Although there are no formal educational requirements to become a hunting or fishing guide in Ontario, that doesn't mean that just anyone can do the job. You still need to have the right licenses, and most guides have years of recreational experience in fishing or hunting. Nevertheless, if you genuinely have the aptitude for the outdoors required for success in this career, getting licensed won't be difficult and you'll already have the hunting or fishing experience you need to get started.
Get Your Ontario Outdoors Card and Tags
Decide what kind of trips you want to lead--hunting trips, fishing trips or both. Knowing your plans in advance will help you decide which licenses you need to purchase and keep you from spending money on permissions you don't need.

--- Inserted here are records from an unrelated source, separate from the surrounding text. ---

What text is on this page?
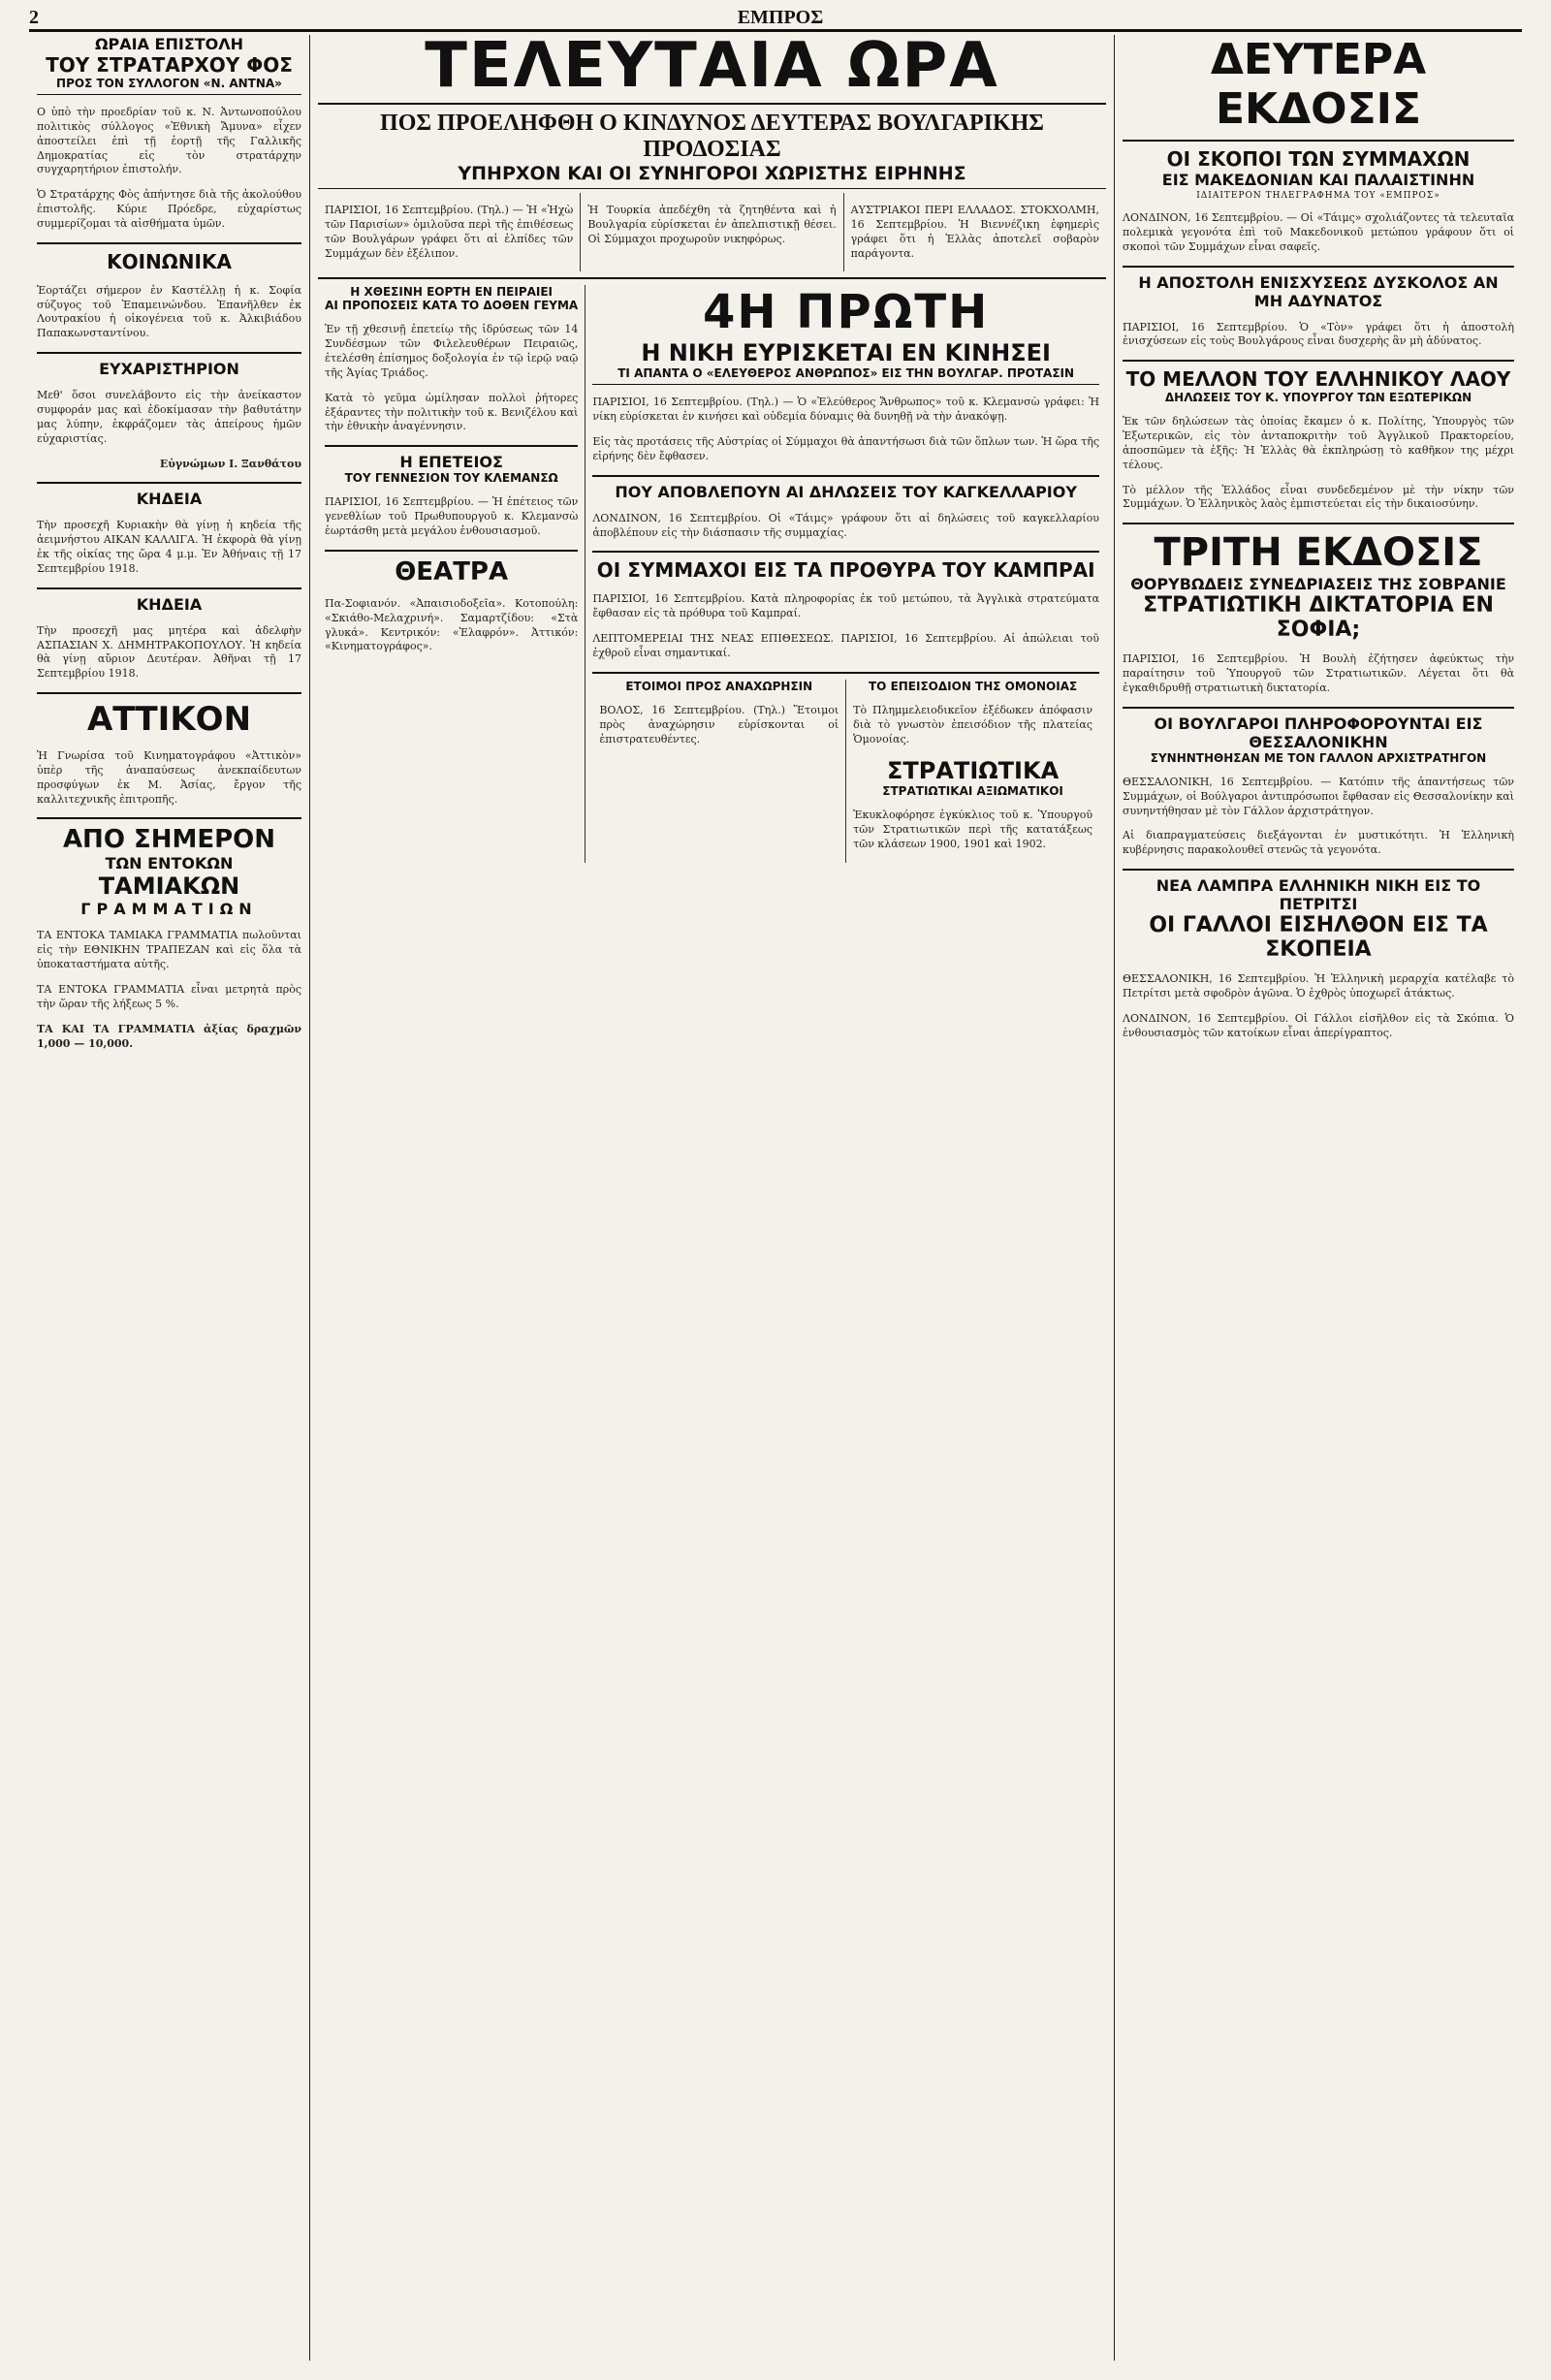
2	ΕΜΠΡΟΣ
ΩΡΑΙΑ ΕΠΙΣΤΟΛΗ
ΤΟΥ ΣΤΡΑΤΑΡΧΟΥ ΦΟΣ
ΠΡΟΣ ΤΟΝ ΣΥΛΛΟΓΟΝ «Ν. ΑΝΤΝΑ»

Ο ὑπὸ τὴν προεδρίαν τοῦ κ. Ν. Ἀντωνοπούλου πολιτικὸς σύλλογος «Ἐθνικὴ Ἄμυνα» εἶχεν ἀποστείλει ἐπὶ τῇ ἑορτῇ τῆς Γαλλικῆς Δημοκρατίας εἰς τὸν στρατάρχην συγχαρητήριον ἐπιστολήν.

Ὁ Στρατάρχης Φὸς ἀπήντησε διὰ τῆς ἀκολούθου ἐπιστολῆς. Κύριε Πρόεδρε, εὐχαρίστως συμμερίζομαι τὰ αἰσθήματα ὑμῶν.

ΚΟΙΝΩΝΙΚΑ

Ἑορτάζει σήμερον ἐν Καστέλλῃ ἡ κ. Σοφία σύζυγος τοῦ Ἐπαμεινώνδου. Ἐπανῆλθεν ἐκ Λουτρακίου ἡ οἰκογένεια τοῦ κ. Ἀλκιβιάδου Παπακωνσταντίνου.

ΕΥΧΑΡΙΣΤΗΡΙΟΝ

Μεθ' ὅσοι συνελάβοντο εἰς τὴν ἀνείκαστον συμφοράν μας καὶ ἐδοκίμασαν τὴν βαθυτάτην μας λύπην, ἐκφράζομεν τὰς ἀπείρους ἡμῶν εὐχαριστίας.

Εὐγνώμων Ι. Ξανθάτου

ΚΗΔΕΙΑ

Τὴν προσεχῆ Κυριακὴν θὰ γίνῃ ἡ κηδεία τῆς ἀειμνήστου ΑΙΚΑΝ ΚΑΛΛΙΓΑ. Ἡ ἐκφορὰ θὰ γίνῃ ἐκ τῆς οἰκίας της ὥρα 4 μ.μ. Ἐν Ἀθήναις τῇ 17 Σεπτεμβρίου 1918.

ΚΗΔΕΙΑ

Τὴν προσεχῆ μας μητέρα καὶ ἀδελφὴν ΑΣΠΑΣΙΑΝ Χ. ΔΗΜΗΤΡΑΚΟΠΟΥΛΟΥ. Ἡ κηδεία θὰ γίνῃ αὔριον Δευτέραν. Ἀθῆναι τῇ 17 Σεπτεμβρίου 1918.

ΑΤΤΙΚΟΝ

Ἡ Γνωρίσα τοῦ Κινηματογράφου «Ἀττικὸν» ὑπὲρ τῆς ἀναπαύσεως ἀνεκπαίδευτων προσφύγων ἐκ Μ. Ἀσίας, ἔργον τῆς καλλιτεχνικῆς ἐπιτροπῆς.

ΑΠΟ ΣΗΜΕΡΟΝ
ΤΩΝ ΕΝΤΟΚΩΝ
ΤΑΜΙΑΚΩΝ
ΓΡΑΜΜΑΤΙΩΝ

ΤΑ ΕΝΤΟΚΑ ΤΑΜΙΑΚΑ ΓΡΑΜΜΑΤΙΑ πωλοῦνται εἰς τὴν ΕΘΝΙΚΗΝ ΤΡΑΠΕΖΑΝ καὶ εἰς ὅλα τὰ ὑποκαταστήματα αὐτῆς.

ΤΑ ΕΝΤΟΚΑ ΓΡΑΜΜΑΤΙΑ εἶναι μετρητὰ πρὸς τὴν ὥραν τῆς λήξεως 5 %.

ΤΑ ΚΑΙ ΤΑ ΓΡΑΜΜΑΤΙΑ ἀξίας δραχμῶν 1,000 — 10,000.

ΤΕΛΕΥΤΑΙΑ ΩΡΑ
ΠΟΣ ΠΡΟΕΛΗΦΘΗ Ο ΚΙΝΔΥΝΟΣ ΔΕΥΤΕΡΑΣ ΒΟΥΛΓΑΡΙΚΗΣ ΠΡΟΔΟΣΙΑΣ
ΥΠΗΡΧΟΝ ΚΑΙ ΟΙ ΣΥΝΗΓΟΡΟΙ ΧΩΡΙΣΤΗΣ ΕΙΡΗΝΗΣ

ΠΑΡΙΣΙΟΙ, 16 Σεπτεμβρίου. (Τηλ.) — Ἡ «Ἠχὼ τῶν Παρισίων» ὁμιλοῦσα περὶ τῆς ἐπιθέσεως τῶν Βουλγάρων γράφει ὅτι αἱ ἐλπίδες τῶν Συμμάχων δὲν ἐξέλιπον.

Ἡ Τουρκία ἀπεδέχθη τὰ ζητηθέντα καὶ ἡ Βουλγαρία εὑρίσκεται ἐν ἀπελπιστικῇ θέσει. Οἱ Σύμμαχοι προχωροῦν νικηφόρως.

ΑΥΣΤΡΙΑΚΟΙ ΠΕΡΙ ΕΛΛΑΔΟΣ. ΣΤΟΚΧΟΛΜΗ, 16 Σεπτεμβρίου. Ἡ Βιεννέζικη ἐφημερὶς γράφει ὅτι ἡ Ἑλλὰς ἀποτελεῖ σοβαρὸν παράγοντα.

Η ΧΘΕΣΙΝΗ ΕΟΡΤΗ ΕΝ ΠΕΙΡΑΙΕΙ
ΑΙ ΠΡΟΠΟΣΕΙΣ ΚΑΤΑ ΤΟ ΔΟΘΕΝ ΓΕΥΜΑ

Ἐν τῇ χθεσινῇ ἐπετείῳ τῆς ἱδρύσεως τῶν 14 Συνδέσμων τῶν Φιλελευθέρων Πειραιῶς, ἐτελέσθη ἐπίσημος δοξολογία ἐν τῷ ἱερῷ ναῷ τῆς Ἁγίας Τριάδος.

Κατὰ τὸ γεῦμα ὡμίλησαν πολλοὶ ῥήτορες ἐξάραντες τὴν πολιτικὴν τοῦ κ. Βενιζέλου καὶ τὴν ἐθνικὴν ἀναγέννησιν.

Η ΕΠΕΤΕΙΟΣ
ΤΟΥ ΓΕΝΝΕΣΙΟΝ ΤΟΥ ΚΛΕΜΑΝΣΩ

ΠΑΡΙΣΙΟΙ, 16 Σεπτεμβρίου. — Ἡ ἐπέτειος τῶν γενεθλίων τοῦ Πρωθυπουργοῦ κ. Κλεμανσὼ ἑωρτάσθη μετὰ μεγάλου ἐνθουσιασμοῦ.

ΘΕΑΤΡΑ

Πα-Σοφιανόν. «Ἀπαισιοδοξεῖα». Κοτοπούλη: «Σκιάθο-Μελαχρινή». Σαμαρτζίδου: «Στὰ γλυκά». Κεντρικόν: «Ἐλαφρόν». Ἀττικόν: «Κινηματογράφος».

4Η ΠΡΩΤΗ
Η ΝΙΚΗ ΕΥΡΙΣΚΕΤΑΙ ΕΝ ΚΙΝΗΣΕΙ
ΤΙ ΑΠΑΝΤΑ Ο «ΕΛΕΥΘΕΡΟΣ ΑΝΘΡΩΠΟΣ» ΕΙΣ ΤΗΝ ΒΟΥΛΓΑΡ. ΠΡΟΤΑΣΙΝ

ΠΑΡΙΣΙΟΙ, 16 Σεπτεμβρίου. (Τηλ.) — Ὁ «Ἐλεύθερος Ἄνθρωπος» τοῦ κ. Κλεμανσὼ γράφει: Ἡ νίκη εὑρίσκεται ἐν κινήσει καὶ οὐδεμία δύναμις θὰ δυνηθῇ νὰ τὴν ἀνακόψῃ.

Εἰς τὰς προτάσεις τῆς Αὐστρίας οἱ Σύμμαχοι θὰ ἀπαντήσωσι διὰ τῶν ὅπλων των. Ἡ ὥρα τῆς εἰρήνης δὲν ἔφθασεν.

ΠΟΥ ΑΠΟΒΛΕΠΟΥΝ ΑΙ ΔΗΛΩΣΕΙΣ ΤΟΥ ΚΑΓΚΕΛΛΑΡΙΟΥ

ΛΟΝΔΙΝΟΝ, 16 Σεπτεμβρίου. Οἱ «Τάιμς» γράφουν ὅτι αἱ δηλώσεις τοῦ καγκελλαρίου ἀποβλέπουν εἰς τὴν διάσπασιν τῆς συμμαχίας.

ΟΙ ΣΥΜΜΑΧΟΙ ΕΙΣ ΤΑ ΠΡΟΘΥΡΑ ΤΟΥ ΚΑΜΠΡΑΙ

ΠΑΡΙΣΙΟΙ, 16 Σεπτεμβρίου. Κατὰ πληροφορίας ἐκ τοῦ μετώπου, τὰ Ἀγγλικὰ στρατεύματα ἔφθασαν εἰς τὰ πρόθυρα τοῦ Καμπραί.

ΛΕΠΤΟΜΕΡΕΙΑΙ ΤΗΣ ΝΕΑΣ ΕΠΙΘΕΣΕΩΣ. ΠΑΡΙΣΙΟΙ, 16 Σεπτεμβρίου. Αἱ ἀπώλειαι τοῦ ἐχθροῦ εἶναι σημαντικαί.

ΕΤΟΙΜΟΙ ΠΡΟΣ ΑΝΑΧΩΡΗΣΙΝ

ΒΟΛΟΣ, 16 Σεπτεμβρίου. (Τηλ.) Ἕτοιμοι πρὸς ἀναχώρησιν εὑρίσκονται οἱ ἐπιστρατευθέντες.

ΤΟ ΕΠΕΙΣΟΔΙΟΝ ΤΗΣ ΟΜΟΝΟΙΑΣ

Τὸ Πλημμελειοδικεῖον ἐξέδωκεν ἀπόφασιν διὰ τὸ γνωστὸν ἐπεισόδιον τῆς πλατείας Ὁμονοίας.

ΣΤΡΑΤΙΩΤΙΚΑ
ΣΤΡΑΤΙΩΤΙΚΑΙ ΑΞΙΩΜΑΤΙΚΟΙ

Ἐκυκλοφόρησε ἐγκύκλιος τοῦ κ. Ὑπουργοῦ τῶν Στρατιωτικῶν περὶ τῆς κατατάξεως τῶν κλάσεων 1900, 1901 καὶ 1902.

ΔΕΥΤΕΡΑ ΕΚΔΟΣΙΣ
ΟΙ ΣΚΟΠΟΙ ΤΩΝ ΣΥΜΜΑΧΩΝ
ΕΙΣ ΜΑΚΕΔΟΝΙΑΝ ΚΑΙ ΠΑΛΑΙΣΤΙΝΗΝ

ΙΔΙΑΙΤΕΡΟΝ ΤΗΛΕΓΡΑΦΗΜΑ ΤΟΥ «ΕΜΠΡΟΣ»

ΛΟΝΔΙΝΟΝ, 16 Σεπτεμβρίου. — Οἱ «Τάιμς» σχολιάζοντες τὰ τελευταῖα πολεμικὰ γεγονότα ἐπὶ τοῦ Μακεδονικοῦ μετώπου γράφουν ὅτι οἱ σκοποὶ τῶν Συμμάχων εἶναι σαφεῖς.

Η ΑΠΟΣΤΟΛΗ ΕΝΙΣΧΥΣΕΩΣ ΔΥΣΚΟΛΟΣ ΑΝ ΜΗ ΑΔΥΝΑΤΟΣ

ΠΑΡΙΣΙΟΙ, 16 Σεπτεμβρίου. Ὁ «Τὸν» γράφει ὅτι ἡ ἀποστολὴ ἐνισχύσεων εἰς τοὺς Βουλγάρους εἶναι δυσχερὴς ἂν μὴ ἀδύνατος.

ΤΟ ΜΕΛΛΟΝ ΤΟΥ ΕΛΛΗΝΙΚΟΥ ΛΑΟΥ
ΔΗΛΩΣΕΙΣ ΤΟΥ Κ. ΥΠΟΥΡΓΟΥ ΤΩΝ ΕΞΩΤΕΡΙΚΩΝ

Ἐκ τῶν δηλώσεων τὰς ὁποίας ἔκαμεν ὁ κ. Πολίτης, Ὑπουργὸς τῶν Ἐξωτερικῶν, εἰς τὸν ἀνταποκριτὴν τοῦ Ἀγγλικοῦ Πρακτορείου, ἀποσπῶμεν τὰ ἑξῆς: Ἡ Ἑλλὰς θὰ ἐκπληρώσῃ τὸ καθῆκον της μέχρι τέλους.

Τὸ μέλλον τῆς Ἑλλάδος εἶναι συνδεδεμένον μὲ τὴν νίκην τῶν Συμμάχων. Ὁ Ἑλληνικὸς λαὸς ἐμπιστεύεται εἰς τὴν δικαιοσύνην.

ΤΡΙΤΗ ΕΚΔΟΣΙΣ
ΘΟΡΥΒΩΔΕΙΣ ΣΥΝΕΔΡΙΑΣΕΙΣ ΤΗΣ ΣΟΒΡΑΝΙΕ
ΣΤΡΑΤΙΩΤΙΚΗ ΔΙΚΤΑΤΟΡΙΑ ΕΝ ΣΟΦΙΑ;

ΠΑΡΙΣΙΟΙ, 16 Σεπτεμβρίου. Ἡ Βουλὴ ἐζήτησεν ἀφεύκτως τὴν παραίτησιν τοῦ Ὑπουργοῦ τῶν Στρατιωτικῶν. Λέγεται ὅτι θὰ ἐγκαθιδρυθῇ στρατιωτικὴ δικτατορία.

ΟΙ ΒΟΥΛΓΑΡΟΙ ΠΛΗΡΟΦΟΡΟΥΝΤΑΙ ΕΙΣ ΘΕΣΣΑΛΟΝΙΚΗΝ
ΣΥΝΗΝΤΗΘΗΣΑΝ ΜΕ ΤΟΝ ΓΑΛΛΟΝ ΑΡΧΙΣΤΡΑΤΗΓΟΝ

ΘΕΣΣΑΛΟΝΙΚΗ, 16 Σεπτεμβρίου. — Κατόπιν τῆς ἀπαντήσεως τῶν Συμμάχων, οἱ Βούλγαροι ἀντιπρόσωποι ἔφθασαν εἰς Θεσσαλονίκην καὶ συνηντήθησαν μὲ τὸν Γάλλον ἀρχιστράτηγον.

Αἱ διαπραγματεύσεις διεξάγονται ἐν μυστικότητι. Ἡ Ἑλληνικὴ κυβέρνησις παρακολουθεῖ στενῶς τὰ γεγονότα.

ΝΕΑ ΛΑΜΠΡΑ ΕΛΛΗΝΙΚΗ ΝΙΚΗ ΕΙΣ ΤΟ ΠΕΤΡΙΤΣΙ
ΟΙ ΓΑΛΛΟΙ ΕΙΣΗΛΘΟΝ ΕΙΣ ΤΑ ΣΚΟΠΕΙΑ

ΘΕΣΣΑΛΟΝΙΚΗ, 16 Σεπτεμβρίου. Ἡ Ἑλληνικὴ μεραρχία κατέλαβε τὸ Πετρίτσι μετὰ σφοδρὸν ἀγῶνα. Ὁ ἐχθρὸς ὑποχωρεῖ ἀτάκτως.

ΛΟΝΔΙΝΟΝ, 16 Σεπτεμβρίου. Οἱ Γάλλοι εἰσῆλθον εἰς τὰ Σκόπια. Ὁ ἐνθουσιασμὸς τῶν κατοίκων εἶναι ἀπερίγραπτος.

Take the Ontario Hunter Education Course if you're interested in leading hunting groups. When you apply for a hunting license, you'll need to present proof that you've taken the course and passed the final exam.
Sign up for the Canadian Firearms Safety Course if you want to lead hunting groups that use firearms. If you only plan to hunt without guns, you don't need to take the course according to the Ontario Ministry of Natural Resources. Gun hunters need to present proof that they've taken the firearms course and passed its exam before the Ontario government will issue licenses permitting firearm-based hunting.
Apply for an Outdoors Card and for the tags you need, based on the kinds of hunting and fishing that you want to do. Depending on what tags you need, you may need to send a mail-in application, visit a ServiceOntario Centre or go to an Ontario Ministry of Natural Resources office.
Educate Yourself and Get Hired
Make sure that you know the hunting seasons and laws for the type of game that you want to hunt. Ontario changes these rules from year to year, so review the laws that affect you before the regularly scheduled hunting season begins.
Think about where you have the most hunting and fishing experience, and contact lodges and guide businesses that operate in that general area to inquire about potential employment. You can pitch your expertise convincingly if you already know the best spots and techniques from past recreational expeditions. Consider John Butt's Outdoors' professional guides, who each boast extensive fishing and hunting experience in the regions they cover. If you have difficulty finding work, fish or hunt in a concentrated area in your spare time. Visit local lodges, hotels and hunting/fishing hot spots to network with outdoor enthusiasts and market your skills.
Consider formal guide education. Although nothing compares to real experience and first-hand knowledge of the area you want to work in, the Canadian Wilderness Guide School can help you learn customer relations skills, navigational skills and advanced angling techniques to get your foot in the door at the lodge of your choice or tp start your own guide business.